The women in Selva’s film have too much work to do. This, even when the men get away pretty easily. Women work tremendously even when the film is set in another universe, like in Irandaam Ulagam. However, in a way, Varna, the other world girl, was like the rest of us, fighting men at every step of the way, shielding herself from all things, including love. She might seem adamant, but exercises her right to choose.
“Why do all his movies revolve around men? Why do the women always pander to them?,” asks a filmgoer friend, who insists she does not ever read too much into characters. So, those very same traits that seem to make sense to men fall flat with us. In a warped way, I get less irritated seeing the stereotypical loosu ponnu characters on screen. They don’t know better. But, Selva’s women do, and they still get to play second fiddle. And, please, while we are at it, can we stop with the ‘wife as mother’ trope. It just allows for more mollycoddling, and looking after.
Three strong women
If I had to pick three of Selva’s strong women, women who are not apologetic about who they are, and who gloriously survive the testosterone-charged world of Selvaraghavan, they would be Selvi of Pudupettai: from the girl who is all set to get married to a man she likes and becoming a thug’s wife, to hitting Kokki Kumar where it hurts, Sonia Agarwal got to play a role that set right every injustice rendered to her.

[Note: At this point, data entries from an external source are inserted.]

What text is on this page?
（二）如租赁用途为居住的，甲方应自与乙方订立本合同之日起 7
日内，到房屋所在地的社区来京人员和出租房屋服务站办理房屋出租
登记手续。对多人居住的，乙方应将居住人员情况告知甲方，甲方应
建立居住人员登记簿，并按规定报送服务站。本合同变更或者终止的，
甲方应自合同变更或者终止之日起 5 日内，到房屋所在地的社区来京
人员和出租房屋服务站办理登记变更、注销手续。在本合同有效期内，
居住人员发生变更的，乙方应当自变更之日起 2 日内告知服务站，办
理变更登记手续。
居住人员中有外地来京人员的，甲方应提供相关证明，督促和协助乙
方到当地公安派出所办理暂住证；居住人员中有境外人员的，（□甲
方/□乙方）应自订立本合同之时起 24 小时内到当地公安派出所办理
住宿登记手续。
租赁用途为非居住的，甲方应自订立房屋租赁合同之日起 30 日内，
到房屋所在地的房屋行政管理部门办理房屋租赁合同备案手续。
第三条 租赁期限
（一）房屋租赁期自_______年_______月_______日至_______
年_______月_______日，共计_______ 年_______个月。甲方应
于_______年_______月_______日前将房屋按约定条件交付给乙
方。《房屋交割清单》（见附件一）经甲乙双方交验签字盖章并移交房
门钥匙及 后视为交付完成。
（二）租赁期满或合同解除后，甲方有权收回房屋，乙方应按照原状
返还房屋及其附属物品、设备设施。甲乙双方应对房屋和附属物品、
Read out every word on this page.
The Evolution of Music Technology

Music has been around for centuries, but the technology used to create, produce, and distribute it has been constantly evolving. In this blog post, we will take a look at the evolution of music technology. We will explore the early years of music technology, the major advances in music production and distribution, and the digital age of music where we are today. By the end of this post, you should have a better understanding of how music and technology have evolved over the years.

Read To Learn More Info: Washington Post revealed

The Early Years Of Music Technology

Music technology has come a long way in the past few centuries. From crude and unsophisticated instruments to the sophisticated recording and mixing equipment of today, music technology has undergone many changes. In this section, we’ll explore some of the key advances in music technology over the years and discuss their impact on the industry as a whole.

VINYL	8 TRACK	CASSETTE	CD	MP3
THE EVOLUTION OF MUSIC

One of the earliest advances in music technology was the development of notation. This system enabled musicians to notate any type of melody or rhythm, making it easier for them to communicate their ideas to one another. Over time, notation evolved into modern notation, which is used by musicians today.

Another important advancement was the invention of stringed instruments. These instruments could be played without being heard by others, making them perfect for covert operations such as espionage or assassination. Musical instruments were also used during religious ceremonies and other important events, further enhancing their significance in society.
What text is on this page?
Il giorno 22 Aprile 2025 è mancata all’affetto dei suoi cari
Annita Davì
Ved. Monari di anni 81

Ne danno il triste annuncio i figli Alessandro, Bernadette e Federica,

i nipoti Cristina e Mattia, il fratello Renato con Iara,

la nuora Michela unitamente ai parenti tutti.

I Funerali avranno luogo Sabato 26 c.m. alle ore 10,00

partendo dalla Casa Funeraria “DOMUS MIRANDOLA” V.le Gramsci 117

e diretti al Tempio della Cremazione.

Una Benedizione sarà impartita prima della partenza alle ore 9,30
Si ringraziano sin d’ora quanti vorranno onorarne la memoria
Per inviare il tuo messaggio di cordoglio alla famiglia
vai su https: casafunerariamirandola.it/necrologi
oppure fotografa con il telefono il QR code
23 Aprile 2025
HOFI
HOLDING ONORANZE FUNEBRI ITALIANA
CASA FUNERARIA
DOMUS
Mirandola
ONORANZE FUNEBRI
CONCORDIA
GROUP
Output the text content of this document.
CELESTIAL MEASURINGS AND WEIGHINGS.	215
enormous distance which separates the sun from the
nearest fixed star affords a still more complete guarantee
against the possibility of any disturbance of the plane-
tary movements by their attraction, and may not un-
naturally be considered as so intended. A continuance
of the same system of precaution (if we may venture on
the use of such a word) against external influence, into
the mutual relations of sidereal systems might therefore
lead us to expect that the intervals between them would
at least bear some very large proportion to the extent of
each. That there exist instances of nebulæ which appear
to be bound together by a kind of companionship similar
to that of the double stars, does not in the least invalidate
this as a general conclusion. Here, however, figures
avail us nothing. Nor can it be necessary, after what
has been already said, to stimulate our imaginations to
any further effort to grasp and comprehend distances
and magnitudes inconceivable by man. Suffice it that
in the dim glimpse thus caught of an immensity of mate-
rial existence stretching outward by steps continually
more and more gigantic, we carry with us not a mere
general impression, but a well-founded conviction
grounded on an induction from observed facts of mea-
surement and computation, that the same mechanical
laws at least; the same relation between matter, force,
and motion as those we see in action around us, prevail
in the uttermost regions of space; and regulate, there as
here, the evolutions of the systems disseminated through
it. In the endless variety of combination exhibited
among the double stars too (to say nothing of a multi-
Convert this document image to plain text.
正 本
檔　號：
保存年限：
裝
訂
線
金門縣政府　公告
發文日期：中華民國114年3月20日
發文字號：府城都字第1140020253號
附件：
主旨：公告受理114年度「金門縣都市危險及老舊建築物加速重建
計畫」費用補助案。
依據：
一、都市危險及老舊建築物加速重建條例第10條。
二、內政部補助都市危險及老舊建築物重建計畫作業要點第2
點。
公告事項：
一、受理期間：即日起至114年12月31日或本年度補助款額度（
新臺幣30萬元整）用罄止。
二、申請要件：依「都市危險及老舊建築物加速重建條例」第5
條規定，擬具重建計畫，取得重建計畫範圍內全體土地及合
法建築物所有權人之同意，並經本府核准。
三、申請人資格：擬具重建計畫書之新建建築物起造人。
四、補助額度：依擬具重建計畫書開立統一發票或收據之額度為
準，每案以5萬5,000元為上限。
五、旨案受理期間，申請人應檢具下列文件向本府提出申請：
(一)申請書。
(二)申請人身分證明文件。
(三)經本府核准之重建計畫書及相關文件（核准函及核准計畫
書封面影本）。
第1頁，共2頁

Anitha Pandyan of Aayirathil Oruvan: It takes courage to be the harbinger of doom to a hidden civilisation, and some more to cold-bloodedly kill, and justify one’s actions. The film showcased a woman driven by an ancient hate, who would demean herself to get what she wants.
Varna of Irandaam Ulagam: As much as the film troubled us with its undecipherable layers and bad CG, Varna was a woman who knew what she had to do to survive. A hunter-gatherer who was used to the bitter cold, and even though it felt good when a man bathed her feet with hot water, knew when to pull back, and preserve her sense of self.